La conception moderne des droits de l’homme remonte à la Déclaration universelle des droits de l’homme (DUDH), qui détaille un ensemble de droits et libertés fondamentaux considérés comme inhérents, inaliénables et applicables à tous.

Adoptés dans les premières années de l’ONU, les droits ont été inscrits dans les fondements du système international. Depuis lors, plus de 70 traités relatifs aux droits humains ont vu le jour grâce à la DUDH, dont beaucoup ont été signés et ratifiés par la Chine.

Essayer de réinterpréter le langage sur les droits de l’homme et la démocratie n’est donc pas quelque chose à prendre à la légère, selon Elaine Pearson, directrice de la division Asie de l’organisation de défense des droits humains Human Rights Watch (HRW).

« Ce n’est pas aux États individuels de redéfinir les droits de l’homme comme ils le souhaitent », a déclaré Pearson à Al Jazeera.

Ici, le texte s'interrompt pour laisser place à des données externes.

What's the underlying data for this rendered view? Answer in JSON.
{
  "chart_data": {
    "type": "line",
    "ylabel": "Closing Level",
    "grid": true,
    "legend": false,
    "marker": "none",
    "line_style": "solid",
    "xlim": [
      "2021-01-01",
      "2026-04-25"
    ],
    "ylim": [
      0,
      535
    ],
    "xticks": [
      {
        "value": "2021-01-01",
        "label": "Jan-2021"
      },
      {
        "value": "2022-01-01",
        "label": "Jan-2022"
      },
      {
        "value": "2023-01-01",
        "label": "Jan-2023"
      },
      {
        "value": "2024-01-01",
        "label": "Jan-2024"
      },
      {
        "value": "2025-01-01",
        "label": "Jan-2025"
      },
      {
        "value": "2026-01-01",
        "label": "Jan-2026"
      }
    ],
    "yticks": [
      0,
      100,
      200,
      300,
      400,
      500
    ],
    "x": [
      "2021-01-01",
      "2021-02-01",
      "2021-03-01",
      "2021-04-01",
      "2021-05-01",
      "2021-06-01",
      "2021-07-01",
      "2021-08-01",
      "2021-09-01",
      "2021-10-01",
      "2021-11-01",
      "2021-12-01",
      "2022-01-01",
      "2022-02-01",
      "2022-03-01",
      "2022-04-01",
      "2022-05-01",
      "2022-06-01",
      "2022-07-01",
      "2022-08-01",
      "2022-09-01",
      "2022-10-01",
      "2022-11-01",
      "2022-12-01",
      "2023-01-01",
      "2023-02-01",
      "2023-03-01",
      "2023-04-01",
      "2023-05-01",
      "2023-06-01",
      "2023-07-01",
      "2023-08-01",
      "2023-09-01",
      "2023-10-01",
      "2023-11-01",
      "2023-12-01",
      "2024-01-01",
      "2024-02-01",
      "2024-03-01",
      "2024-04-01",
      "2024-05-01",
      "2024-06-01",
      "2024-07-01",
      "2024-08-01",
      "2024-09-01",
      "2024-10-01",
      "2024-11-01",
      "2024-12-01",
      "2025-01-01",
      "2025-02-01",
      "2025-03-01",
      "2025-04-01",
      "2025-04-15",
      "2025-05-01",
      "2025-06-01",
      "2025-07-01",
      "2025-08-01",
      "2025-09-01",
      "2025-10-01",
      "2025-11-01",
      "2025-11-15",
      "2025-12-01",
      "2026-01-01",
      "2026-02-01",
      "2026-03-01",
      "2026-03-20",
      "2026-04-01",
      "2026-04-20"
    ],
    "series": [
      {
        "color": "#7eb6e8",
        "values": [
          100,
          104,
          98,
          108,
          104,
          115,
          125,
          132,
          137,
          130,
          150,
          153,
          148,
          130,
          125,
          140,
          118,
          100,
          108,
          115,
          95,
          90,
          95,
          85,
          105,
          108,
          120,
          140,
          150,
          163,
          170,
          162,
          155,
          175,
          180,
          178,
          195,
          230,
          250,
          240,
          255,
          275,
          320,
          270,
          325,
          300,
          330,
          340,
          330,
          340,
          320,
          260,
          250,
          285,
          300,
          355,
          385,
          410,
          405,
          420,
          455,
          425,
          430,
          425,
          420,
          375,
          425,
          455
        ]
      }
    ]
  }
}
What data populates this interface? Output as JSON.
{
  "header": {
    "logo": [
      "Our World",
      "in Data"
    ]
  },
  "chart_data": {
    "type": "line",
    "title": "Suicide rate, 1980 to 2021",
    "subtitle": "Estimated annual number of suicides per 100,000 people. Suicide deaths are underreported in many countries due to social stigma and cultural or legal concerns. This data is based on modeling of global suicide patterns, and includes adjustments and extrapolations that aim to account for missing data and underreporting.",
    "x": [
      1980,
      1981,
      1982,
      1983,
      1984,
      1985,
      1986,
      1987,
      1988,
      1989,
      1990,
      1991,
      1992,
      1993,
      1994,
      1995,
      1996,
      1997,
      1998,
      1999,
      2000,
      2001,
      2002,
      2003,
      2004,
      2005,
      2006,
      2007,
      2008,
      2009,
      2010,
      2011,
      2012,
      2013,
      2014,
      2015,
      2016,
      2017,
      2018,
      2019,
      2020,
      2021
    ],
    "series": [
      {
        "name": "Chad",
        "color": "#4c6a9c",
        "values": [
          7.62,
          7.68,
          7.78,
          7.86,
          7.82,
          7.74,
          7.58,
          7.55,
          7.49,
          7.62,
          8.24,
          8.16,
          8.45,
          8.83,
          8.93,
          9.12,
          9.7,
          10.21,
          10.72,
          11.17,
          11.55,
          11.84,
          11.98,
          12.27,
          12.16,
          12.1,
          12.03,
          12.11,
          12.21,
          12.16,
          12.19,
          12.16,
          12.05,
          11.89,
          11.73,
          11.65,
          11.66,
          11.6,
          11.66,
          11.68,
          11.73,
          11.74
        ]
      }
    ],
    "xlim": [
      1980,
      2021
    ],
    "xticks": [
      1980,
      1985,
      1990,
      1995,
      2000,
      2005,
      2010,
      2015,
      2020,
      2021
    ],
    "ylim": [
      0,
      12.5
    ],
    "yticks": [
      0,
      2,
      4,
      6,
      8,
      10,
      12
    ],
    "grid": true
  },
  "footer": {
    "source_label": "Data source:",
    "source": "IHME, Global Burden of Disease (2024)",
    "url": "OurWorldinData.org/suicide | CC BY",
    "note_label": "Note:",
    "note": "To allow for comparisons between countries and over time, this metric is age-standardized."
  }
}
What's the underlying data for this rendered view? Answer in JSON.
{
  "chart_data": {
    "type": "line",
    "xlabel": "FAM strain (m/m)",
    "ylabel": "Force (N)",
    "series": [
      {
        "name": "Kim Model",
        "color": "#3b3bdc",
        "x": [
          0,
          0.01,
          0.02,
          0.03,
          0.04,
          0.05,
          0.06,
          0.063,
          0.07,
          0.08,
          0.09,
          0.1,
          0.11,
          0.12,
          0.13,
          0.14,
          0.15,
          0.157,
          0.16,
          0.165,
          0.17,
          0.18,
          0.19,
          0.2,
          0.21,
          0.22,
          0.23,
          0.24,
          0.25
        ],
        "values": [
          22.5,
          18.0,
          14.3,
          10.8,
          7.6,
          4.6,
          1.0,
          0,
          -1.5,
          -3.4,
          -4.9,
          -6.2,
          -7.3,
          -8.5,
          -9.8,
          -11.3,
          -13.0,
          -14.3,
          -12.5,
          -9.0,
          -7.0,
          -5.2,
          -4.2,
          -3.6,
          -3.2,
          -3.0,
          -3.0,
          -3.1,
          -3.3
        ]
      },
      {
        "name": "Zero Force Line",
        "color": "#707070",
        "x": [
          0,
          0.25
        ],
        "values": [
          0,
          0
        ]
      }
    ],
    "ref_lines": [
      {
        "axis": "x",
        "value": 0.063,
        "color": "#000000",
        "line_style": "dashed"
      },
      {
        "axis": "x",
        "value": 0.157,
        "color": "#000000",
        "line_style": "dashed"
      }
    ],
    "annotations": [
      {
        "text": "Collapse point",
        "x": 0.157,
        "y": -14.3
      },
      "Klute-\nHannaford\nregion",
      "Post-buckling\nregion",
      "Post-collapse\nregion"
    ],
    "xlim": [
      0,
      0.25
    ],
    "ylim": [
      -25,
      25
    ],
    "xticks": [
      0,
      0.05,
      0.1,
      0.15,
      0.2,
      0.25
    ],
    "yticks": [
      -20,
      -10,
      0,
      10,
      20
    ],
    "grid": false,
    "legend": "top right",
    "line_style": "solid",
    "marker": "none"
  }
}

« La Corée du Nord totalitaire s’appelle aussi la République populaire démocratique de Corée du Nord – le simple fait de dire quelque chose ne le rend pas vrai. »

HRW a averti en 2020 que Pékin tentait d’apporter des changements au sein de l’ONU, non seulement en essayant de redéfinir les principes établis, mais aussi en entravant les enquêtes et en diluant les condamnations des violations des droits de l’homme dans le monde.

Ses efforts interviennent à un moment où les ONG internationales et les organes de l’ONU ont exprimé leur profonde préoccupation face à la violation des libertés et des droits fondamentaux en Chine.

Pékin a riposté à ces préoccupations.

Lorsqu’un rapport de l’ONU a été publié l’année dernière détaillant de possibles « crimes contre l’humanité » commis par l’État chinois contre les Ouïghours majoritairement musulmans dans la région de l’extrême ouest du Xinjiang, Pékin a répondu par son propre rapport. Il a accusé les forces anti-chinoises présumées aux États-Unis et dans d’autres pays occidentaux de feindre de se préoccuper des droits de l’homme et a affirmé qu’elles voulaient utiliser la question ouïghoure pour « déstabiliser le Xinjiang et réprimer la Chine ».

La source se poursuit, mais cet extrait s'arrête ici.